Changes in stimulation needs
Manic and depressive episodes can also change how each person experiences touch and stimulation, says Blanton.
“For some, a manic or depressive phase may require more intense stimulation, more frequent sexual need, and [create] a higher pain tolerance than when they’re balanced or depressed. For others, mania or depression can heighten sensations, requiring partners to be more gentle than usual,” she explains.
Can folks with bipolar disorder bond intimately?
Yes, of course they can! People with bipolar disorder may experience unique challenges surrounding intimacy, but bonding and fostering healthy relationships is entirely possible.
This is especially true if they’ve received a diagnosis, are in therapy, taking medication, and openly communicating with their partner(s) about their experience.
Is cheating common with bipolar disorder?
The DSM-5 does suggest that a person with bipolar disorder may engage in sexual behavior that is not typical for them, which may include infidelity.

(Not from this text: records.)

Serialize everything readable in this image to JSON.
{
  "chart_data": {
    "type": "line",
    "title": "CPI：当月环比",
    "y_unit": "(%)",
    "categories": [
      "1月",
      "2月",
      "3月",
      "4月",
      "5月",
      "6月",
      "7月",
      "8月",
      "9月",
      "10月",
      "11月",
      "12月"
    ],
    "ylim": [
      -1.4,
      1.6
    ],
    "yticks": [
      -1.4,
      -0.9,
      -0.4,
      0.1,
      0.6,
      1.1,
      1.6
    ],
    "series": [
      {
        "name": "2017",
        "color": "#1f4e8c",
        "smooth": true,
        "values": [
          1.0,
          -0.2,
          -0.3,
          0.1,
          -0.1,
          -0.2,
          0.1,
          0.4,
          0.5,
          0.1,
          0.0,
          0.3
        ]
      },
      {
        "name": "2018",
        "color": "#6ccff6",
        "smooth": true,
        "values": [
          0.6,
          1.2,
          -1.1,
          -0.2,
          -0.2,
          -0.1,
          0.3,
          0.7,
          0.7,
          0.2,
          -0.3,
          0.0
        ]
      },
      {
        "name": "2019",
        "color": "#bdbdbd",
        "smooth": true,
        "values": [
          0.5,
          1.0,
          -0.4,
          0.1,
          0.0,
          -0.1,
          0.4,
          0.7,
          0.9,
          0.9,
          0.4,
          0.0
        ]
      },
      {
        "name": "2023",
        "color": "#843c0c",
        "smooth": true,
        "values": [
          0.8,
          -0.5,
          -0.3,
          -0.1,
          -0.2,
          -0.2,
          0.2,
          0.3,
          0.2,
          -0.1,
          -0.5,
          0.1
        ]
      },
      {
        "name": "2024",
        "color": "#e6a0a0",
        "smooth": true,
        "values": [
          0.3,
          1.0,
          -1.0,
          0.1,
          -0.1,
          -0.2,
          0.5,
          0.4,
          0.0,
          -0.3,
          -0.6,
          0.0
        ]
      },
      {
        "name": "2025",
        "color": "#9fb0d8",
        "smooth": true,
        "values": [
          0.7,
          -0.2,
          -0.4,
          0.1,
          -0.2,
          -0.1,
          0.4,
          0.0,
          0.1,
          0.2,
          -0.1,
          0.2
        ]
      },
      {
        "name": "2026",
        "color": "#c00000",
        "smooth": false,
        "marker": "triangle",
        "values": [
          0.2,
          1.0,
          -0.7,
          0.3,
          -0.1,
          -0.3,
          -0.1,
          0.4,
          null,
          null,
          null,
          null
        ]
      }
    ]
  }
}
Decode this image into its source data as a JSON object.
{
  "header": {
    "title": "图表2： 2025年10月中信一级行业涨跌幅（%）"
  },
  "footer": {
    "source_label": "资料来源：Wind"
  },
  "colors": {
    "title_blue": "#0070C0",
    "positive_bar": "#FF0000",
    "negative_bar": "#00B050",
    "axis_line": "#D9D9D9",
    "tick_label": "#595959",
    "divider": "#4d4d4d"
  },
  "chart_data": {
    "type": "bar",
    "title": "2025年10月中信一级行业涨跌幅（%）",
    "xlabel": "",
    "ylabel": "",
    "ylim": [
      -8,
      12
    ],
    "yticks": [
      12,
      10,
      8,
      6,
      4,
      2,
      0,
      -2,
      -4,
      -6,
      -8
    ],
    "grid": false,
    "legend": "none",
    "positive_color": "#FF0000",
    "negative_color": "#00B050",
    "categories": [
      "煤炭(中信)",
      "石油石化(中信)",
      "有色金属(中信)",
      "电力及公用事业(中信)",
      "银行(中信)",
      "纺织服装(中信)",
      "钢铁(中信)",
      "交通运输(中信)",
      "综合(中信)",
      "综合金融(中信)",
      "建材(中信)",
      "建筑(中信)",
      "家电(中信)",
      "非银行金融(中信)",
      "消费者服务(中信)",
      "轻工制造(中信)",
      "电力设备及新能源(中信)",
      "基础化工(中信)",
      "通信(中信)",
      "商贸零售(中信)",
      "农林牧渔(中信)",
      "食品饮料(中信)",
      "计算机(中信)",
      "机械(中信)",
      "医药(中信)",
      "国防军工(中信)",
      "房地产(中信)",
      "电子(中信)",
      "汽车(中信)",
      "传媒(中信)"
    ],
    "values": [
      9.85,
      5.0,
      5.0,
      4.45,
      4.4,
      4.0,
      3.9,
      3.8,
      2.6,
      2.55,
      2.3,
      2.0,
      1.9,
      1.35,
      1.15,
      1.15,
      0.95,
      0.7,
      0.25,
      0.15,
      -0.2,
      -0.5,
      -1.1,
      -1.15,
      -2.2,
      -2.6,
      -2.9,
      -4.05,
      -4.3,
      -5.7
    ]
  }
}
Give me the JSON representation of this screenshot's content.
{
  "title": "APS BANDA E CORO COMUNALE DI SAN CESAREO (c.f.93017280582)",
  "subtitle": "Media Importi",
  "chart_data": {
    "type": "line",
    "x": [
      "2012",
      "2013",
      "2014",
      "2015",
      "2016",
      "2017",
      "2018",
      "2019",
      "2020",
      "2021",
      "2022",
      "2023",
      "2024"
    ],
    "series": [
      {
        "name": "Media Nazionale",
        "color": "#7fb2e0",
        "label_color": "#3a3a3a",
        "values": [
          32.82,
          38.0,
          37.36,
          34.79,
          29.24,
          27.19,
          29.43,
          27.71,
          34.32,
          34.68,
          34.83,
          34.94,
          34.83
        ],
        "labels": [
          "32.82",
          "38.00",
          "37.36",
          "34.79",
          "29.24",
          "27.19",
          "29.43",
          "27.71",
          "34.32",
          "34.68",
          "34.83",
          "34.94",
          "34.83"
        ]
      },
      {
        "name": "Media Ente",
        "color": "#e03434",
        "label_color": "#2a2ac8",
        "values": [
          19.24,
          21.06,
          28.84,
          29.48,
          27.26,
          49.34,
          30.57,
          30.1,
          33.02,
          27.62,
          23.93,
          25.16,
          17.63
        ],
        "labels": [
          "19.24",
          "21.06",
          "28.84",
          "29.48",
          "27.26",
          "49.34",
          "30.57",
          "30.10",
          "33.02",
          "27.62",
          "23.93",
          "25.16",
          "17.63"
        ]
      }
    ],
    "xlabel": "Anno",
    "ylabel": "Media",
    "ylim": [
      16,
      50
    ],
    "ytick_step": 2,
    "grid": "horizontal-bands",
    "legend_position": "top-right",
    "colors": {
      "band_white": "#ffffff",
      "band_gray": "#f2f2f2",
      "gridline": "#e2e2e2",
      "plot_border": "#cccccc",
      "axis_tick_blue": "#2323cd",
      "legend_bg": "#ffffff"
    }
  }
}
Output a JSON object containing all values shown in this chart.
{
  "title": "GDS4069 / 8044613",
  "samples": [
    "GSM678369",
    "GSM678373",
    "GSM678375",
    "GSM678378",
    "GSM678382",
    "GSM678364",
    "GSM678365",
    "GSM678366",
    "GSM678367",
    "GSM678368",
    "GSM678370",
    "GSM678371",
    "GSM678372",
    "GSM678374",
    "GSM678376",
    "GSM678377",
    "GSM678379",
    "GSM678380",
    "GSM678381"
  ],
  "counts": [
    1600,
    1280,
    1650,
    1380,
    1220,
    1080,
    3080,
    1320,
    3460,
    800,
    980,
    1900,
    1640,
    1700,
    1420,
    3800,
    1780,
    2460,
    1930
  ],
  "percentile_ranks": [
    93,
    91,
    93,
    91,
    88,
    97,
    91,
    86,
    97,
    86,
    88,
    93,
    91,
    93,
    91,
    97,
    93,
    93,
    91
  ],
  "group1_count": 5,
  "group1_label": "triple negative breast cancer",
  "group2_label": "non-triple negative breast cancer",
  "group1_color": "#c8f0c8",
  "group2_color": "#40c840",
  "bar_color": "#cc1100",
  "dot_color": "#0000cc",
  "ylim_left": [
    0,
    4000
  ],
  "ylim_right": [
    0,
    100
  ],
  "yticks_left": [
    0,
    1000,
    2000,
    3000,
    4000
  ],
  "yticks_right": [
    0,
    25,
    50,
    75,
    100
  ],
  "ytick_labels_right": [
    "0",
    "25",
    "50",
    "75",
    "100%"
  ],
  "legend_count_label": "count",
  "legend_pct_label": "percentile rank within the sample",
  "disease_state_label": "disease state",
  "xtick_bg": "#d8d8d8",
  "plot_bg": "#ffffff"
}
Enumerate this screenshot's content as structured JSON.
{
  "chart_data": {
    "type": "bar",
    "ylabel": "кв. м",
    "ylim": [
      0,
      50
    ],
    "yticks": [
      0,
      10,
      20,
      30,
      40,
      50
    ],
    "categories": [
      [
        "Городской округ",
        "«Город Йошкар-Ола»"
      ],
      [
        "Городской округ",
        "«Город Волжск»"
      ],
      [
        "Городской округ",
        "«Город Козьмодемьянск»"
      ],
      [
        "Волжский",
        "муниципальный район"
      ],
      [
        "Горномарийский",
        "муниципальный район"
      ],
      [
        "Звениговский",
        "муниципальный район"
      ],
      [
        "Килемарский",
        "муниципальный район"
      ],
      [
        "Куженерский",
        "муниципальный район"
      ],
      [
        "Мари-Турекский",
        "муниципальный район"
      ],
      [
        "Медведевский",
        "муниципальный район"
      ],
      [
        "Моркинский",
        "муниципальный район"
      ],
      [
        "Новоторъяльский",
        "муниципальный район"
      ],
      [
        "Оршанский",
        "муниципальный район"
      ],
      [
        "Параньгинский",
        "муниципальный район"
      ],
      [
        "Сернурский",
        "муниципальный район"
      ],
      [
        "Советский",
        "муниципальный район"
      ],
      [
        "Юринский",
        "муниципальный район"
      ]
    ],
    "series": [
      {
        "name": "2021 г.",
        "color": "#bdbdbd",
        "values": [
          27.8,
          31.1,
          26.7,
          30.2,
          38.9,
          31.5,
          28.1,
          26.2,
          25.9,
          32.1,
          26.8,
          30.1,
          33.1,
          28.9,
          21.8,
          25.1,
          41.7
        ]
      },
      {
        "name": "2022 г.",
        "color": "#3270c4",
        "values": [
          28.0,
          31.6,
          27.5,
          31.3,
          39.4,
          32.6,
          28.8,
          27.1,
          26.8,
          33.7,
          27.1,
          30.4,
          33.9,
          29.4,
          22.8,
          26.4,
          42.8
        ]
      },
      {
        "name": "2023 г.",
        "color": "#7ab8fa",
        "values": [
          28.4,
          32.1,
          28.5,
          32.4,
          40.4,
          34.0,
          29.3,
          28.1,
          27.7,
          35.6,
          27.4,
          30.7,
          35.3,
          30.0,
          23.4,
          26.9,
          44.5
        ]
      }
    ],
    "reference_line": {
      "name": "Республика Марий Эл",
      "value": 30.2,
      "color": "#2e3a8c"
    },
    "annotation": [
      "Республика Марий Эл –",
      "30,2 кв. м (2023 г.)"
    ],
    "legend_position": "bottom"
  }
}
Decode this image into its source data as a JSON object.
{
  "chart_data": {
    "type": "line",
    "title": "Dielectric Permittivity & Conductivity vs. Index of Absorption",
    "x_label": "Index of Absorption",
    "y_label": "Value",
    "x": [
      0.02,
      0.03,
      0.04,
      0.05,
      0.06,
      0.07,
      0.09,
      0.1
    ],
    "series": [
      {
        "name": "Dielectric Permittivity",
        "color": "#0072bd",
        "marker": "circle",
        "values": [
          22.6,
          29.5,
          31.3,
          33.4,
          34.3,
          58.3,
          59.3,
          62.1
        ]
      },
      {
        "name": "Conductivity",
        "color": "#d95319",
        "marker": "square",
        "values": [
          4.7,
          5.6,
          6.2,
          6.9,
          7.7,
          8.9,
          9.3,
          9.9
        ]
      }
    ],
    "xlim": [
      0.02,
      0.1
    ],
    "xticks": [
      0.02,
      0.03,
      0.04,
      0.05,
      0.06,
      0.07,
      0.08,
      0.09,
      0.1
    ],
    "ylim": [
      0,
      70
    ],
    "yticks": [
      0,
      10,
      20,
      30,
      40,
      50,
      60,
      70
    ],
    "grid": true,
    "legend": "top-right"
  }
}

But this does not mean every person with bipolar disorder will cheat on their partner. Anybody can cheat. There are many reasons for infidelity other than a mental health diagnosis.
“However, there’s no clinical research which shows people with bipolar disorder
People with bipolar disorder can experience many different sexual changes (or no changes at all!) during mood episodes. Sex and bipolar disorder share a unique relationship for each person.
“Finding a clinician who understands that love and sex are critical to well-being is incredibly important to helping folks with bipolar disorder manage their conditions,” says Blanton.
Leaning into available resources and a caring support network can help you find relief, too.